The day was already appreciably lighter than when he'd gone in, but the world was still the ghostly no-color of false dawn. Out in the forest, wisps of fog drifted among the trees, like spirits. Idalia had led both animals up to the door while he'd been dressing. She'd just finished tightening Coalwind's girths, and Kellen set the packsaddle on the ground and held the mare steady while Idalia soothed her into accepting the bit and bridle. Coalwind was fascinated by Idalia's trader hat, and kept trying to seize it and pull it off Idalia's head; Idalia finally let her have it for an instant, taking it back once the last buckle was tight.
'There you are, my girl. I'm afraid you'll be less frisky by the end of the day.' She sighed. 'Of course, so will I.'
'Me too,' Kellen offered. 'It's not like either of us have done a lot of riding lately.'
'True enough,' his sister replied. 'Maybe there'll be a village inn up the road; Greenpoint is supposed to be about a day's ride from here. If we're lucky, we'll sleep indoors tonight, but we can't count on doing that very often.'
He nodded, but he couldn't help thinking: And maybe less often the closer it gets to the time that the City is planning on sending in their flunkies. Travelers wouldn't exactly be welcome at that point, when more and more fugitives would be on the road. And any one of them might be a City spy.
Idalia tethered the mare once more, and turned to help Kellen with the packsaddle. Prettyfoot accepted it with good grace; the mule was an experienced campaigner, and was used to early-morning departures.

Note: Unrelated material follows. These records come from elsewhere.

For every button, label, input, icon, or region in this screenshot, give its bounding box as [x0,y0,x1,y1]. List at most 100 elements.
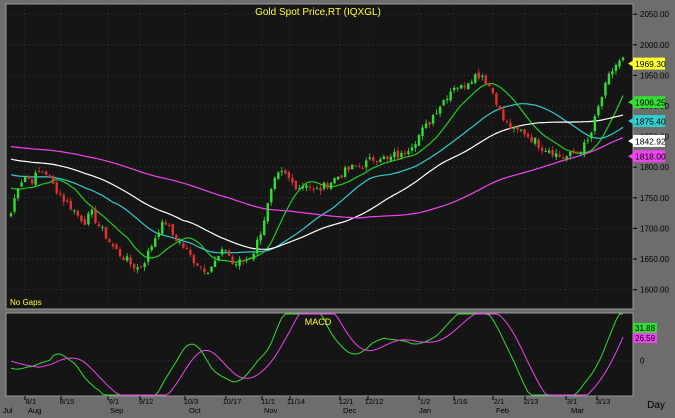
candle [238,256,241,271]
candle [417,134,421,147]
candle [234,261,238,268]
candle [59,189,62,197]
x-date-label: 9/1 [109,397,119,406]
candle [101,225,104,231]
value-label-box [633,134,665,147]
candle [73,209,76,215]
candle [614,63,618,75]
candle [44,170,48,176]
candle [241,259,245,265]
candle [382,154,386,160]
value-label: 1842.92 [635,136,666,146]
x-month-label: Jul [3,406,13,415]
x-date-label: 9/12 [139,397,154,406]
candle [185,243,189,251]
candle [354,164,357,167]
candle [477,68,480,81]
candle [396,146,400,160]
candle [280,167,284,177]
candle [150,244,153,252]
candle [263,216,266,237]
value-label-box [633,115,665,128]
candle [175,233,178,242]
y-tick-label: 2050.00 [640,10,669,19]
candle [505,119,509,125]
candle [189,246,192,258]
candle [488,83,491,87]
candle [533,137,537,146]
candle [287,170,291,182]
x-month-label: Dec [343,406,357,415]
candle [301,182,305,191]
candle [333,177,336,185]
value-label: 1875.40 [635,117,666,127]
macd-value-label: 26.59 [635,334,656,343]
candle [315,185,319,190]
value-pointer [628,153,633,160]
candle [329,182,333,191]
moving-averages [10,82,624,263]
candle [157,229,160,240]
x-date-label: 2/1 [494,397,504,406]
x-date-label: 1/16 [453,397,468,406]
candle [495,92,498,108]
candle [463,82,466,91]
candle [470,79,473,85]
candle [227,248,231,257]
candle [118,246,122,258]
candle [530,133,533,143]
candle [273,176,276,191]
candle [438,105,442,117]
candle [537,137,540,152]
x-month-label: Feb [496,406,509,415]
y-tick-label: 1600.00 [640,286,669,295]
chart-title: Gold Spot Price,RT (IQXGL) [255,7,381,18]
value-pointer [628,137,633,144]
candle [502,105,505,122]
candle [400,150,403,160]
candle [30,178,34,186]
candle [256,236,259,256]
candle [69,197,72,212]
candle [484,73,488,86]
candle [445,95,449,104]
candle [607,71,611,85]
x-date-label: 8/15 [60,397,75,406]
macd-value-box [633,323,657,333]
candle [540,144,544,155]
x-month-label: Oct [189,406,202,415]
candle [312,185,315,193]
candle [97,221,101,227]
candle [442,99,445,106]
candle [551,146,554,159]
y-tick-label: 1650.00 [640,255,669,264]
y-tick-label: 1700.00 [640,224,669,233]
candle [460,84,463,90]
candle [368,153,371,161]
candle [294,180,298,191]
candle [171,223,174,238]
candle [52,174,55,185]
candle [350,164,354,170]
candle [136,263,139,274]
value-label: 1969.30 [635,59,666,69]
x-month-label: Jan [419,406,431,415]
candle [347,165,350,173]
value-label-box [633,57,665,70]
candle [586,136,590,144]
candle [161,219,164,236]
candle [569,150,572,160]
candle [547,147,551,154]
candle [122,255,125,261]
candle [291,173,294,186]
gaps-note: No Gaps [10,298,42,307]
candle [55,180,58,195]
candle [621,56,625,63]
candle [410,143,414,154]
x-date-label: 3/1 [567,397,577,406]
candle [245,256,248,264]
candle [361,165,364,169]
candle [305,183,308,192]
candle [168,223,171,228]
candle [34,170,37,188]
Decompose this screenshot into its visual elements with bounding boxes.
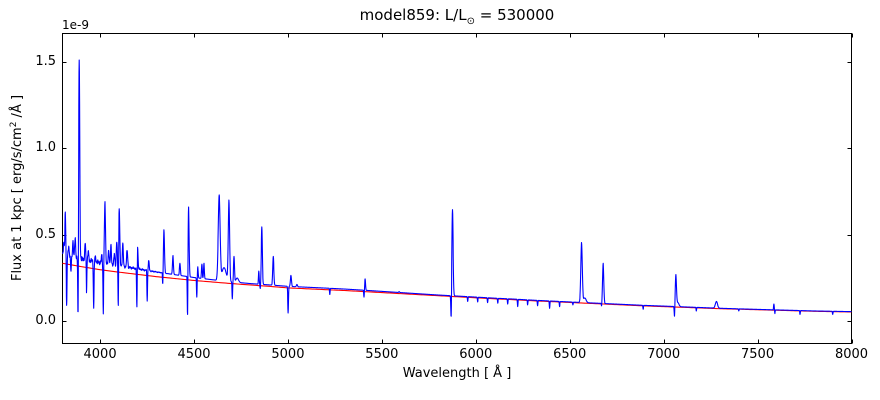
x-tick-label: 4000 xyxy=(83,347,117,362)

Once both animals were tacked up, Idalia and Kellen made several more trips back and forth into the cabin to load the mule with their supplies. Kellen's discarded buckskins joined Idalia's in the pack reserved for last-minute things; they might well need them again sometime. Idalia tied everything in place with a speed and efficiency that led Kellen to believe that she'd done this before.
'It's easy enough, really,' she said when she caught him looking. 'You'll learn it yourself, with time. Balance the weight evenly from side to side for the beast's sake, also make sure that there's nothing that can dig or press or gall; just as if you were carrying the load yourself—and just as if you were carrying the load yourself, don't ask them to carry beyond their strength. A mule won't do it, and a donkey can carry a pack bigger than it is, but a horse will try for you until it kills itself. Heavier to the front than the back, just as you would want the weight higher than lower in your own pack. Make sure nothing can shift or crumple. Put the things you'll need on the way where you can get at them without unpacking everything. Make the whole easy to load and unload fast. All it takes is common sense and a little experience. You've got the one, and you'll have plenty of opportunity to get the other.'
At last the packing was done, and Idalia went back inside one last time to see if they'd missed anything. She came out with two steaming wooden cups, and a second hat tucked under her arm.
'Hot cider to wake us up—we'll stop in a few hours for a better breakfast—and your hat. Now you can be a proper Mountain Trader.'
Kellen took the hat and placed it on his head. It was thick felt, dyed a deep green to match his clothes—the only other time he'd seen such fabric was in the winter boots some of the City laborers wore—and quite the most outlandish item he'd ever seen. It had two long dangling leather cords that could apparently be used to tie the hat upon the head, so that despite its enormous brim—quite as wide as a cartwheel, in Kellen's untutored opinion—it could not be blown off. It was like wearing one of those round sunshades that fine ladies of the City carried on sticks to protect their lily-white complexions from the sun.
It was rather dashing, actually.
Kellen decided he liked it.
Hat in place, Kellen drank the cider—quickly, before it cooled. He set the cup down on the doorstep, realizing with a pang that it was all real. They were leaving here, now, and they were never coming back.
'Let's go,' Idalia whispered; there was a harsh tone in her voice that startled him, and he turned to peer at her.
He could see by her face that she was trying hard to be calm, not to give in to the same sense of loss that he felt. She swung quickly up into the mare's saddle and started off. Kellen walked behind, leading the mule.
It might have been some last spell of the Wild Magic, or simple kindness on the part of those revelers who remained, but no one called after them to wish them a final good-bye.
THEY headed along the path away from the clearing and into the Wildwood in silence as the sky continued to lighten and the morning birds started the dawnchorus. Fog still lingered in hollows and low-lying ravines, but it was dissipating. When Kellen looked up through gaps in the trees to the hills, he saw sunlight gilding the tops of them, and the sky was a pleasant blue dotted with white, puffy clouds.
Eventually Shalkan would join up with them, and Kellen hoped it would be soon: his new boots didn't hurt yet, but that didn't mean he wanted to walk any great distance in them.
The cabin was long out-of-sight, and they were past the farthest point Kellen had ever been to on this road, when Idalia reined in.